We The Italians | Italian art: Ovidio

Italian art: Ovidio

Italian art: Ovidio

  • WTI Magazine #110 Dec 15, 2018
  • 319

In these days is about to end an unusual exhibition hosted at the Scuderie del Quirinale in Rome. This is not a strictly monographic exhibition that attempts to retrace the work of an artist, but rather one that aims to describe the impact of the work of the Roman poet Ovidio on the figurative arts of the centuries following his works.

Publio Ovidio Nasone is the author of fundamental works for all Western literature such as the "Metamorphoses", the "Fasti" and the "Heroides", writings from which all the greatest poets and writers in history have drawn, from Dante Alighieri to William Shakespeare.

The exhibition features a biographical profile of the protagonist, his literary production and his complex relationship with the Emperor Augustus, who condemned him to a harsh exile in Crimea.

The exhibition continues with his feminine world, the seduction and the reconstruction of the atmosphere in which Ovidio produced his masterpieces in Rome.

Finally, in the third part of the exhibition, the visitor crosses the immense fortune of his stories, selected above all by the Metamorphoses and represented in the exhibition with paintings, sculptures, cameos, goldsmith's items, frescoes and books.

The result is a hasty exhibition, not very deep in the myths it touches, with the absence of artifacts from the entire medieval period, where Ovidio suffered a "moralization" of a Christian style to survive the strong closure of time against classical Greek and Roman literature, bringing excessive freedom of customs and love stories considered completely immoral.

An exhibition, therefore, that if divided into three or four exhibitions would have given the possibility of deepening the themes and bringing them to the present day, to read the myth in its entirety and not only with a handful of works representing a known history but that perhaps has developed different versions with very different outcomes.

But without Ovidio we would not have had Caravaggio's Narcissus, or Bernini's Apollo and Daphne, we would not have had Shakespeare's Romeo and Juliet, which is nothing more than an elaboration of the myth of Pyramus and Tisbe contained in Ovidio's Metamorphoses.

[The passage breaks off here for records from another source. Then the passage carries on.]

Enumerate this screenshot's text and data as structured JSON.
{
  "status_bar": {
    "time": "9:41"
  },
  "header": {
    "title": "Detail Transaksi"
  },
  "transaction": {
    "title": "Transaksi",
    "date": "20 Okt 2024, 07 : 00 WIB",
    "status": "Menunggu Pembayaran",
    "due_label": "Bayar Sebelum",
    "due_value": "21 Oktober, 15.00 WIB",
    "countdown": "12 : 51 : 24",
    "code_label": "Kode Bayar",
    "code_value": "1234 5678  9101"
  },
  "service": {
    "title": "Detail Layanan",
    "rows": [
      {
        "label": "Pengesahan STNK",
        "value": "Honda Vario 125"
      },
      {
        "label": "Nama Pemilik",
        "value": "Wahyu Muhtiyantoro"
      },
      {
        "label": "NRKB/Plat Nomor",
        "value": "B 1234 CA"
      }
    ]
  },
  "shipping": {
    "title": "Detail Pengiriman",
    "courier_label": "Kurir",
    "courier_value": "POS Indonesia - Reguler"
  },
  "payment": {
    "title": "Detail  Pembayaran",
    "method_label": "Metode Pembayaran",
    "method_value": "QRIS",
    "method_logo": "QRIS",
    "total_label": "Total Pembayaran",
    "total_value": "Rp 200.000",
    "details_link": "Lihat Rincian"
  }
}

This is why the exhibition works anyway, because it traces something that we all know, even in a very contemporary way, such as the happy intuition of exhibiting some of the poet's sentences in luminous neon at the beginning of the journey.

In recent months there has been a controversy, raised by some newspapers, arguing that in Italy are not set up large exhibitions such as the one that is about to end at the National Gallery in London on Andrea Mantegna and Giovanni Bellini, with great works of comparison between the works of the two brothers-in-law and a really impressive set of works. This exhibition on Ovidio shows how extensive the Italian heritage is and gives the opportunity to set up exhibitions on more specific issues without having to resort to large loans from abroad and maintaining a very high standard in the importance of the pieces on display.

Making use of art through the historical and literary sources that inspired it is an exercise in discovering one's own origins, one's own emotions and those narratives that have never happened, but that are repeated every day.